I am intrigued by natural language processing and its usage. Apertium is open-source and free software for machine translation, so apertium match my interest. The community here is welcoming and supportive too. I have taken NLP summer school at the University of Tokyo online and have taken some lectures related to NLP such as Data Science, Machine Learning, and Artificial Intelligence.
Which of the published tasks are you interested in?
Tokenization for spaceless orthographies in Japanese https://wiki.apertium.org/wiki/Task_ideas_for_Google_Code-in/Tokenisation_for_spaceless_orthographies
What do you plan to do?
Investigating the suitable tokenizer for east/south Asian languages which usually do not use spaces and implementing it.

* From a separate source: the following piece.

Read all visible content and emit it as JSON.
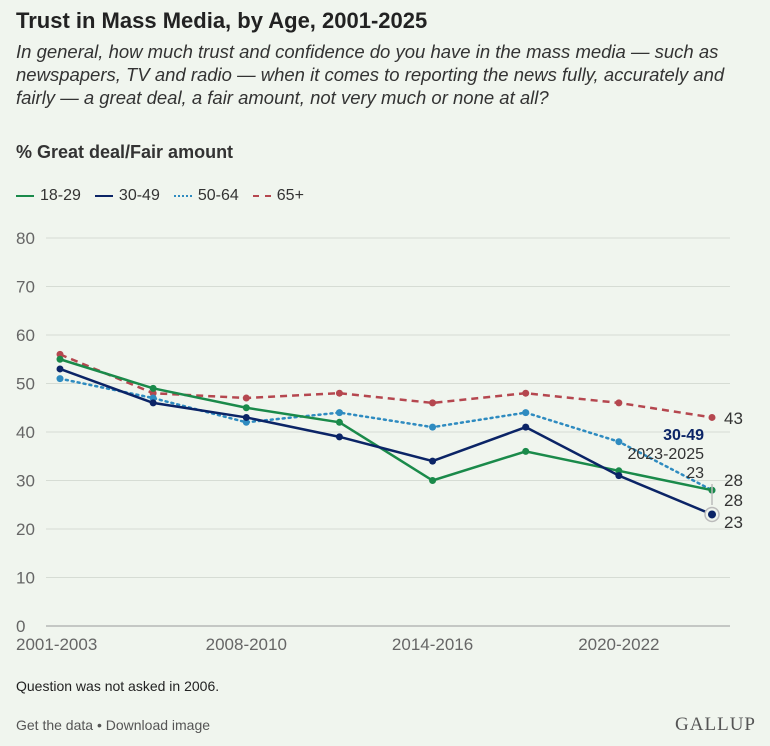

Reasons why Google and Apertium should sponsor it
Apertium translates European languages into other European languages mainly and my proposal for Google Summer of Code 2023 will open up the possibility for future translation in Asian languages which usually do not have space between words in sentences. The Japanese repository in apertium has not been updated for over two years and I believe my task for GSoC2023 will make this repository more active. I also believe my proposal will expand the possibility of creating Asian Language and Other language pairs in the future.
Work plan
Time period | Weekly Goal | Details |
---|---|---|
Week 1
May 29 - June 4 |
Investigating word segmentation and tokenization from paper, and summarising useful findings into a report | Looking up NLP conference papers on word segmentation or tokenization, and checking popular Japanese tokenizers such as MeCab and Juman. |
Week 2:
June 5 - June 11 |
Testing possible algorithms for tokenization and becoming aware of the pros and cons of them | N-gram, Maximal matching, Viterbi, SentensePiece, etc... |
Week 3:
June 12 - June 18 |
Analyzing drawbacks of current tokenization for apertium-iii and apertium-jpn | Drawing up a report and thinking of what hybrid model needs to cover |
Week 4:
June 19 - June 25 |
Producing a hybrid model | Trying to minimize the drawbacks of the current tokenizer and make the model more efficiently |
Week 5:
June 26 - July 2 |
Analyzing the model and improving it | Checking efficiency of memory usage and speed of the model. If it has room for improvement, improve it |
Week 6:
July 3 - July 9 |
Testing the hybrid model | Testing speed and accuracy with texts, comparing manually tokenized sentences and the one tokenized with the hybrid model |
Mid-term Evaluation | ||
Week 7:
July 10 - July 16 |
Converting the model into a faster language | Python model to C++ |
Week 8:
July 17 - July 23 |
Converting the hybrid model into apertium-jpn | Sending a pull request and refactoring the code |
Week 9:
July 24 - July 30 |
Improving twol file and lexicon file | Adding more kanji, hiragana, and katakana in it and organizing the file for better use. |
Week 10:
July 31 - Aug 6 |
Improving disambiguation for Japanese | Adding grammar to lexical selection, determiner, and remove reading noun. |
Week 11:
Aug7 - Aug13 |
Testing and fixing bugs | Testing accuracy and speed with texts and refactoring the code. |
Week 12:
Aug 14 - August 20 |
Finalise GSOC project | Writing reports and completing tests. |
Final Evaluation |
Coding Challenge
Integration apertium-iii transducer into apertium-jpn https://github.com/yypy22/apertium-jpn
Skills
Python, Java, C++(intermediate), JavaScript(intermediate), HTML, CSS, Docker, Django, XML, Git, jQuery I am currently a second-year student at the University of Manchester and have taken algorithm, data science, AI, programming, and software engineering lectures. I also have taken summer school at Tokyo University on NLP online and got a solo silver medal(top 4%) from the Kaggle competition. I worked as an intern last summer for a data feed system and used python, js, docker, git, HTML, CSS, and SQL mainly. I believe my basic NLP knowledge of Japanese and my experience equip me to work on this project successfully.
Other Summer Plans
I do not have any other plan and can work on the project 40hrs/week or more. My summer vacation will start from 29th May to 18th September.